Intel released a new top dog Xeon, the Xeon E7-8894 v4. This beefy little server CPU is based on the Broadwell-EX die, clocks in at 2.4 GHz on each of its 24 cores, and costs $8,898.00. It doesn’t look like much of a bump over its predecessor, the E7-8890 v4, with just a 200 MHz frequency bump for an extra $1,700.00. Still, all of this fits into a tight 165W thermal envelope, which is genuinely impressive. It definitely a niche chip that will appeal to those that need the absolutely best performance in 8-socket servers where cost is no object.

But at that almost comically high price, what else could you buy? I did some research:

4x Intel Xeon E7-4830 v4 with a motherboard

Depending on your needs, this might be a better solution. It’ll burn through more energy, but you get all the reliability features of the pricier Xeon. Plus for the money, you’re getting over twice the cores and cache! You won’t have bragging rights for the fastest data center in town, but they’ll probably get the job done.

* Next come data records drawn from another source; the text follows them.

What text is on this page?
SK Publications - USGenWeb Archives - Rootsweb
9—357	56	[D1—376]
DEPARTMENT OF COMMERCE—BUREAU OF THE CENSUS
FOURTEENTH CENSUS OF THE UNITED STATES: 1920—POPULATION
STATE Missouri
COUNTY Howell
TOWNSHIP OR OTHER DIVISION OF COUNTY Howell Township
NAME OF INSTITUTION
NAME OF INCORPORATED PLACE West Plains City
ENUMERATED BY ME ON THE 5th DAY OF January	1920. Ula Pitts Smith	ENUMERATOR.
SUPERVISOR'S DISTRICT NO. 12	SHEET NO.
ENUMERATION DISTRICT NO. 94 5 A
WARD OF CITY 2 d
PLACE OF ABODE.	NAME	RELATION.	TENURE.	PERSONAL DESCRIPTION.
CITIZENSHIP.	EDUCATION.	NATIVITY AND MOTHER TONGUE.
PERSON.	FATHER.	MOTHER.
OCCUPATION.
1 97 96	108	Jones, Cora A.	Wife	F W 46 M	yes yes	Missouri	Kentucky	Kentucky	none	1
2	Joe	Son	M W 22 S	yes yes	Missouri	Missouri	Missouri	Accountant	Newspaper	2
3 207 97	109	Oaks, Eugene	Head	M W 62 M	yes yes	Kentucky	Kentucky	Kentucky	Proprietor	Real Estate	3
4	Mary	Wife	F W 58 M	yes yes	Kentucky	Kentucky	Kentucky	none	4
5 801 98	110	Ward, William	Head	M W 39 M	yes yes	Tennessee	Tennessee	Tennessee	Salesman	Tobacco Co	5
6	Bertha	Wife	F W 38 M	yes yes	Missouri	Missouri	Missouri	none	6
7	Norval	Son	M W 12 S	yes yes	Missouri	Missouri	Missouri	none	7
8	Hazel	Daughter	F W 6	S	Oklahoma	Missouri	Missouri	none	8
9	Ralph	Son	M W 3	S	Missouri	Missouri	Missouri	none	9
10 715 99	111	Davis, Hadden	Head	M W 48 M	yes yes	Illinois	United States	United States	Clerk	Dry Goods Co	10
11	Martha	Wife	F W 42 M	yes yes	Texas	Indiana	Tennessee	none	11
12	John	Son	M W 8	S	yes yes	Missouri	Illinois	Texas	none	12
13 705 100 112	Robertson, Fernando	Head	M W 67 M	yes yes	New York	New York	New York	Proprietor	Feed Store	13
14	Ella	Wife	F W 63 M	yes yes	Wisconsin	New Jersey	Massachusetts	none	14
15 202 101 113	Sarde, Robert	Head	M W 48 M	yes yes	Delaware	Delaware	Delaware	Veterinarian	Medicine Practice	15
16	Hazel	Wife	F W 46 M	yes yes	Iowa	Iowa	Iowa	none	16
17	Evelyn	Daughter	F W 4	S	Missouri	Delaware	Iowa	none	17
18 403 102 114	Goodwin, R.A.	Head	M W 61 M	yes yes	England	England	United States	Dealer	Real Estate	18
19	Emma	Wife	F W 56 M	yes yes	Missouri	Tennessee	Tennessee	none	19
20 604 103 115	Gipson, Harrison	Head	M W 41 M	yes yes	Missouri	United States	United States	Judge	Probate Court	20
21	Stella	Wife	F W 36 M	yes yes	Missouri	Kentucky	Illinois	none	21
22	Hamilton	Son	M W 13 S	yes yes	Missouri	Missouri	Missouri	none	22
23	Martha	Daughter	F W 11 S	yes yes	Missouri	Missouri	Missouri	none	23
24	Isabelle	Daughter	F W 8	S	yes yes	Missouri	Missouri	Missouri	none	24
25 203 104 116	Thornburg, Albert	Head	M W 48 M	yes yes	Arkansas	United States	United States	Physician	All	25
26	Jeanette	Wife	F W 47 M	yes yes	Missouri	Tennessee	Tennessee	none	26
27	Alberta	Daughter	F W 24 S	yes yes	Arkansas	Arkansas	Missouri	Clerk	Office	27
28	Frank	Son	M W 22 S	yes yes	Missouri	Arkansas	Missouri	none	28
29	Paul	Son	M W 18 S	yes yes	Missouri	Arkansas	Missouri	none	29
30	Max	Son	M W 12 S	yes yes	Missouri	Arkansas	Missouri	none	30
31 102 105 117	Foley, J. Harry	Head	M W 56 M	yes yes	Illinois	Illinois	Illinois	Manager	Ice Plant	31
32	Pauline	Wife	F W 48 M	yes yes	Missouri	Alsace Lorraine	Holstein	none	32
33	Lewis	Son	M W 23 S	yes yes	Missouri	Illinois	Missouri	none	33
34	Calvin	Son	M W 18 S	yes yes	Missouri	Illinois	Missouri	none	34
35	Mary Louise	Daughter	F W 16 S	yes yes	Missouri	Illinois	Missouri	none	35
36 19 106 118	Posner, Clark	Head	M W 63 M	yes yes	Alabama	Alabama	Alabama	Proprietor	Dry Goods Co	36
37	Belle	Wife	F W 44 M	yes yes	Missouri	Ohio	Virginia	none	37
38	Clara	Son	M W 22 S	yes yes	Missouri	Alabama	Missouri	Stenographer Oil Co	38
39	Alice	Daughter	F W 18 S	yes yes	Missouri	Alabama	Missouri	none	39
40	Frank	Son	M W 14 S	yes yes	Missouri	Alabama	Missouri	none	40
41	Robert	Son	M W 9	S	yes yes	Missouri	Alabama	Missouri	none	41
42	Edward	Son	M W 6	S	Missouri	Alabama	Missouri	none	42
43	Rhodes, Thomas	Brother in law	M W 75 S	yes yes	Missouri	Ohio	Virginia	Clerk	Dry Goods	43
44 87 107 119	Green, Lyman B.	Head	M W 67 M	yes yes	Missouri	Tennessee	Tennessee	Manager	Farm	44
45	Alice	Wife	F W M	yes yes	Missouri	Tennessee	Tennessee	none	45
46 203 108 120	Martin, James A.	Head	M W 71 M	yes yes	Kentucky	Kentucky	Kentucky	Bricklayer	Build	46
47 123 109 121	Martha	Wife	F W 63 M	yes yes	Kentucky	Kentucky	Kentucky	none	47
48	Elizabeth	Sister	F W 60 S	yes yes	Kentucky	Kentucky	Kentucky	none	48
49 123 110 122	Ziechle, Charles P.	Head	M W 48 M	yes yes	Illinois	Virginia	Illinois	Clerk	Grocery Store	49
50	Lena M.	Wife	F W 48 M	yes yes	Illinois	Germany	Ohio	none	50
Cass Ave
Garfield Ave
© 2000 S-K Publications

A Not Top of the Line Mac Pro with 2013 Components

Need a machine that laughs in the face of technological progress? The Mac Pro is for you. You sacrifice 20 cores compared to the E7-8894 v4, but you gain 64GB of ECC DDR3 (which in 2013 must have sounded great). Sadly, upgrading to dual FirePro D700 GPUs pushed it over even the cost of Intel’s most expensive Xeon ever. If you ever wanted to rack mount a garbage can, this would be a worthwhile alternative.

Half a Year of a Capable EC2 Linux Instance

If you need some processing power, how about a beefy EC2 instance for 6-months? You get 60GB of RAM, 32 CPUs, and over 3TB of storage. 88 EC2 compute units isn’t anything to sneeze at!

~1,700 Raspberry Pi Zeroes

While the Xeon E7-4830’s would give you a lot of computing power, you’re still short on RAM. Luckily, with roughly 1,700 Raspberry Pi you get 850 GB of sweet DDR2 to use to your heart’s content. Plus I still think you could power most of them off a single USB hub.

1959 Studebaker Silver Hawk Base

While far less efficient with Big Data workloads, arguably more expensive to maintain over time, and in general useless for a large enterprise, the cherry red paint job would look great.


About the author

Rich Stroffolino

Rich has been a tech enthusiast since he first used the speech simulator on a Magnavox Odyssey². Current areas of interest include ZFS, the false hopes of memristors, and the oral history of Transmeta.

1 Comment

  • An important point about the Cost. The Chip is minimum 4-Way, so you must buy at least 4, and 8-Way requires a Blade Setup.

    Once you get past that you are paying double for Cores that use 50% of the Electricity; that many Cores might suit being used by 200 people (or just 1, me) so you would want to keep as many in use as possible – so usage at Home is limited by Electricity and Connectivity (you’ll need to pay for ‘bigger wires’) and cooling is a serious consideration.

    Worth it IF you run a Rack (in a Business / Industrial location) – as useful as owning a Rocket to drive the kids to school (useless for the average person, except as a Cloud Client – IE: You’re on of those 200 people mentioned above, so it’s NOT as though YOU will never get to use one).

    A 2-Way is likely plenty for the average Nerd Home User, and this Chip won’t work with so few siblings.

    So, crys that it’s too expensive are incorrect – it’s not “expensive” IF you need it. The Cost is the shock value for the uninitiated, much like wandering around the Bentley Dealership when shopping for your teenager’s first care – no need to be silly about it.